Gabriel Schreiber & Roberto Umansky
The mathematical theory of bifurcation originated in the seminal work of Henri Poincaré on systems of non-linear differential equations. The term bifurcation was coined by Poincaré to designate the emergence of several solutions from a given solution. Whenever the solution to an equation, or system of equations, changes qualitatively at a fixed value of a parameter, called a critical value, the phenomenon is called a bifurcation. The point in the parameter space where such an event occurs is defined a bifurcation point. From a bifurcation point several stable or unstable solution branches emerge. Successive bifurcations lead to an irregular and unpredictable time evolution of deterministic nonlinear systems, which is designated chaos. The unique character of chaotic dynamics is their sensitivity to initial conditions as described by Poincaré:
“It may happen that small differences in the initial conditions produce very great ones in the final phenomena. A small error in the former will produce an enormous error in the latter. Prediction becomes impossible, and we have the fortuitous phenomenon” (397).
If prediction becomes impossible, it is evident that a chaotic system can resemble a stochastic system (a system subject to random external forces). However, the source of the irregularity is quite different. For chaos, the irregularity is part of the intrinsic dynamics of the system, rather than unpredictable outside influences. Chaos enables determinism and unpredictability to coexist in the same system. Moreover, surprisingly, a very well defined universal route, which leads from order to chaos, was discovered by Mitchell Feigenbaum. There are abrupt qualitative changes: ordered successive bifurca- tions, which mark a universally ordered transition from order to chaos: Feigenbaum’s universality. The idea of bifurcation is central to contemporary physical theories of irreversible, far-from equilibrium thermodynamics. The contributions of Prigogine’s Brussels School (Prigogine, Prigogine & Stengers) in this regard are of prime importance, showing that bifurcations under far-from-equilibrium conditions constitute the natural mechanism of evolution and of acquisition of complexity.
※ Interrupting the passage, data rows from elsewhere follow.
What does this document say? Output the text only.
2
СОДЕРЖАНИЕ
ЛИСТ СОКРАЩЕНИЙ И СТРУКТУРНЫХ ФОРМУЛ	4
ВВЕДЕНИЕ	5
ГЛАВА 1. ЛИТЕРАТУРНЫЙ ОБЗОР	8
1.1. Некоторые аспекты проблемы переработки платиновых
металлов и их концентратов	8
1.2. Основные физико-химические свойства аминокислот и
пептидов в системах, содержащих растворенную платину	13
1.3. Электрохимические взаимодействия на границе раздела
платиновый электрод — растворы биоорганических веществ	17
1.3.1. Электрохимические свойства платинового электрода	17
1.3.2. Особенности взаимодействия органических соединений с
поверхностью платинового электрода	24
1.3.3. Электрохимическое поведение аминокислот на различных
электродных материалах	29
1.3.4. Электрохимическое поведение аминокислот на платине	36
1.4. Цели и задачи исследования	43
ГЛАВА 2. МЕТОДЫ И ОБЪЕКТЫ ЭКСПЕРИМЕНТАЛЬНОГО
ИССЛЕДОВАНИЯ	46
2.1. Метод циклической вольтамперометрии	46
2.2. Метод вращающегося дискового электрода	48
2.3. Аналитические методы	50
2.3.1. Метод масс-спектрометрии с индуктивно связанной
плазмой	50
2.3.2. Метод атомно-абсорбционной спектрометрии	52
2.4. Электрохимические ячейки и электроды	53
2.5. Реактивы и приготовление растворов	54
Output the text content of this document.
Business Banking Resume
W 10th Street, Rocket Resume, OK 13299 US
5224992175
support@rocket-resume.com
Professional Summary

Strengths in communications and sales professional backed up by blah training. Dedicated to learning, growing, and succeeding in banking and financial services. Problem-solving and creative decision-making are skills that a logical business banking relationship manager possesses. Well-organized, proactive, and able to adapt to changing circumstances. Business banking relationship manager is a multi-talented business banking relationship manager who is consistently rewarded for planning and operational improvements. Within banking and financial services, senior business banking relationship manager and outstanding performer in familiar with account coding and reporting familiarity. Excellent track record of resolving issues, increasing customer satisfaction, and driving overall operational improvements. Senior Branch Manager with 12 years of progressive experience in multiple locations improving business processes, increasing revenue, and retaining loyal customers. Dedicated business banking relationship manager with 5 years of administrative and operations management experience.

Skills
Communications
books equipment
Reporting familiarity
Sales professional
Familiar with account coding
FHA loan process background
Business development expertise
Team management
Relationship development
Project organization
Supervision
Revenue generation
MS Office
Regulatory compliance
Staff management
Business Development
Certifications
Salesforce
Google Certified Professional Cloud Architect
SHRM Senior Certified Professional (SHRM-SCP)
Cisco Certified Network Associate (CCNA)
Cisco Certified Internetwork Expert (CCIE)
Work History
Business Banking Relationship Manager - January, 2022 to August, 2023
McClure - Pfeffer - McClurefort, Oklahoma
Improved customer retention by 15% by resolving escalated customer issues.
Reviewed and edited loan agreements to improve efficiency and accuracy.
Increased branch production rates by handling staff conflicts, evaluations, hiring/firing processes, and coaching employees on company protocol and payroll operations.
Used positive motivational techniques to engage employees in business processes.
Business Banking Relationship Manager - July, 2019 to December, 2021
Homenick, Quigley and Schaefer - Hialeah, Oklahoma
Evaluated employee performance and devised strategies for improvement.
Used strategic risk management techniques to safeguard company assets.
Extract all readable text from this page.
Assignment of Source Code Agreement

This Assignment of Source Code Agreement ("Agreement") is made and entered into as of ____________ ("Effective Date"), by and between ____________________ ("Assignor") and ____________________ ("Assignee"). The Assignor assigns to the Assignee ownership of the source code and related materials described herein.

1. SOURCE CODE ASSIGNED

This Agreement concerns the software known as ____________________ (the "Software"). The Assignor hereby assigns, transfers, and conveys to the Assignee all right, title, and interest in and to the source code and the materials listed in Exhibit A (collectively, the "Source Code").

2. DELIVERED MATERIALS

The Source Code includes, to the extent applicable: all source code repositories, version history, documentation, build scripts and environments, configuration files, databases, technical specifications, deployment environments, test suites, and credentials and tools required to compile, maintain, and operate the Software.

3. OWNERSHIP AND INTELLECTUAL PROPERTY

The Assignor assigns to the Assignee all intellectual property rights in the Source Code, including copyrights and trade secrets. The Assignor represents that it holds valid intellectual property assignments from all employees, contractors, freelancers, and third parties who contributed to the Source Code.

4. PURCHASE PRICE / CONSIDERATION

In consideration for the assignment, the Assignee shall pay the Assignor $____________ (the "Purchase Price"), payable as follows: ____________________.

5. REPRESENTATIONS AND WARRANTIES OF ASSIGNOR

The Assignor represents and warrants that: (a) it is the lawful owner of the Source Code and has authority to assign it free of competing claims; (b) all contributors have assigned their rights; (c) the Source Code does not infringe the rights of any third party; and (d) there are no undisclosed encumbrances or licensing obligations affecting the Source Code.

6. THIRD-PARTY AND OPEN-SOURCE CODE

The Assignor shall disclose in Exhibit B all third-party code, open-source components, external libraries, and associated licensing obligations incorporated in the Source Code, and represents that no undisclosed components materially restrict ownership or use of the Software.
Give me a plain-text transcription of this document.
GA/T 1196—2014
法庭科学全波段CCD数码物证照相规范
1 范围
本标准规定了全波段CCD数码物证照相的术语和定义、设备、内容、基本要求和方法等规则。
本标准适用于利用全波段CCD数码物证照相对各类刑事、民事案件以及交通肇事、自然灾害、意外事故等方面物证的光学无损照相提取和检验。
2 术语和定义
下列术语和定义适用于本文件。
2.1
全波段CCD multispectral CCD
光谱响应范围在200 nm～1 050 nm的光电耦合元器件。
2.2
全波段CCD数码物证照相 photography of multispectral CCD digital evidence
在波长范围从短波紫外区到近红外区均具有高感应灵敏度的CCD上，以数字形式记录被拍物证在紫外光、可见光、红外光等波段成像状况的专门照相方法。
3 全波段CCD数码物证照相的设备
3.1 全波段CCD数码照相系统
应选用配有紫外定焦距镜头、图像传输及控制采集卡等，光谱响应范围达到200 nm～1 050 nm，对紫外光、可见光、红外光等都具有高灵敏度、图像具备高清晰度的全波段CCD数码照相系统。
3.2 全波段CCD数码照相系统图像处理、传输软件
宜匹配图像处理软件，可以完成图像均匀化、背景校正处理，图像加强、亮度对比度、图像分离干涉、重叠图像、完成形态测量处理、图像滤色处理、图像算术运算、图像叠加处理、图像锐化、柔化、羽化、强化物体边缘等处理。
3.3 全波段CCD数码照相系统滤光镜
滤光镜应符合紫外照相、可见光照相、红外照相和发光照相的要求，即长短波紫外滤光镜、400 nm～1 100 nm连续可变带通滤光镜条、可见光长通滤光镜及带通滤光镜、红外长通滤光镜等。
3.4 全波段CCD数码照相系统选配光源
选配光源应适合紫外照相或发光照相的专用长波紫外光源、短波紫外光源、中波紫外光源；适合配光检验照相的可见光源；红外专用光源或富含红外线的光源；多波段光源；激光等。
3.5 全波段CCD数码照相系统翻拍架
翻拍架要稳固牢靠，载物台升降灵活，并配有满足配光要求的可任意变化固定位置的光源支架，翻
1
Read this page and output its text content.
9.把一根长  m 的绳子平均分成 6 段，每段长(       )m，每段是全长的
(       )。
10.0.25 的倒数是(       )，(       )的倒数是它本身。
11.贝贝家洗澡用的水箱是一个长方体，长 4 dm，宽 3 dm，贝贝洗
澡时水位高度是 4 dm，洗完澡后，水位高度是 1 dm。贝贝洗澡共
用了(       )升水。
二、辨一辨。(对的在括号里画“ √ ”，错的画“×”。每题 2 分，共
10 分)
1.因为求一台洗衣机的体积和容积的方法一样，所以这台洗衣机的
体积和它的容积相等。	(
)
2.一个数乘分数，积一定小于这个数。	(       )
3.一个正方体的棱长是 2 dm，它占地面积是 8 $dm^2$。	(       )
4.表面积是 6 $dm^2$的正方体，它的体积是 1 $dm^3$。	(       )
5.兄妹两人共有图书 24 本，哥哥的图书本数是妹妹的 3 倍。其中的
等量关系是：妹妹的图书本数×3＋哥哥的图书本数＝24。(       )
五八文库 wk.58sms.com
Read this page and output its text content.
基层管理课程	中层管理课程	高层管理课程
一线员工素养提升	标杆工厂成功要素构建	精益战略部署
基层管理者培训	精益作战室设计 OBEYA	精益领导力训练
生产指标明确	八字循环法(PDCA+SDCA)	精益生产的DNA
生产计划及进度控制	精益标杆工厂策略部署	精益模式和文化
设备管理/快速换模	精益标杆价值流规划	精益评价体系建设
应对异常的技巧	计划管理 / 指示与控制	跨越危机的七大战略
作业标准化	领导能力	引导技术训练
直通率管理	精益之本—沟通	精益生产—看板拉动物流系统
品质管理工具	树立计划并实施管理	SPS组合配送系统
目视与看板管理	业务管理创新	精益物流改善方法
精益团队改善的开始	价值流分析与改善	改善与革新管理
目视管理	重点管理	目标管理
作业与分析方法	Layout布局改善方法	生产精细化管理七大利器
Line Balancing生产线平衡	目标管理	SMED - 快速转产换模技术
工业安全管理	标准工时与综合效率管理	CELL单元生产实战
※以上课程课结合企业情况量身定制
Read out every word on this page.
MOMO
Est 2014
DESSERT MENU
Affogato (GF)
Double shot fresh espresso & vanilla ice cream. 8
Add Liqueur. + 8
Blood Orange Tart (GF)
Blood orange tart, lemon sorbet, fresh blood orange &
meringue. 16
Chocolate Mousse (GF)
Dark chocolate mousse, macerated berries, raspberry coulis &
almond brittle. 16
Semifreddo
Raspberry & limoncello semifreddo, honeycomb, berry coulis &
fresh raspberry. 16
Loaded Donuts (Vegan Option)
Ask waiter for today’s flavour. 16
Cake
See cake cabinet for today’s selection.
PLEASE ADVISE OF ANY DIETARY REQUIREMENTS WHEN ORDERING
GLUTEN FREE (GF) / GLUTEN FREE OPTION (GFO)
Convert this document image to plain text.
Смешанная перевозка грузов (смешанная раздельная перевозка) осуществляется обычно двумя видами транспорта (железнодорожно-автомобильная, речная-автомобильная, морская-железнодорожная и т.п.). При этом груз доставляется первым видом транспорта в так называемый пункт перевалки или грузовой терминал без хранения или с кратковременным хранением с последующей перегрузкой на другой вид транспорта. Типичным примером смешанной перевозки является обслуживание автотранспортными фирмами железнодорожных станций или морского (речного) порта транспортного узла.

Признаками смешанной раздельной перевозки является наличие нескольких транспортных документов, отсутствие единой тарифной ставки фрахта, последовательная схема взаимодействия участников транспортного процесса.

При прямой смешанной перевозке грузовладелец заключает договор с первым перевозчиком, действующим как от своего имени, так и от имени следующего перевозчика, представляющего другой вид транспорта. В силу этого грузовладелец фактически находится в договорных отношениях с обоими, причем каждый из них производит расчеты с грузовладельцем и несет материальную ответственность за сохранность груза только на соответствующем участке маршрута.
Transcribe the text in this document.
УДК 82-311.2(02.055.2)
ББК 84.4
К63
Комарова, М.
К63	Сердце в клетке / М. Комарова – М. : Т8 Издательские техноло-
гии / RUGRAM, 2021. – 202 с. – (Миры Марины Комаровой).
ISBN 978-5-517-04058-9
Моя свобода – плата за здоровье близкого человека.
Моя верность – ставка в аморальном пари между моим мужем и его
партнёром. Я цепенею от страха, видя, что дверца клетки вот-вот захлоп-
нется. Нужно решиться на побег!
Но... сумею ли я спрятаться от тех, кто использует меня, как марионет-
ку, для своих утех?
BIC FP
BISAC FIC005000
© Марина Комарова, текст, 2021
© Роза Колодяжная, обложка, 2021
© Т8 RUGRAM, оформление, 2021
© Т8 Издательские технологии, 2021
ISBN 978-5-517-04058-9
With a sense of derealization, it may seem strange to the reader that this text has fallen into a journal on literature. What has it to do with literature? What has it to do with Borges? We may be reminded by the metaphysicians of Tlön who “Judge that metaphysics is a branch of the literature of fantasy”. Borges once claimed that the basic devises of all fantastic literature are only four in number: the work within a work, the contamination of reality by dream, the voyage in time, and the double (Irby xviii).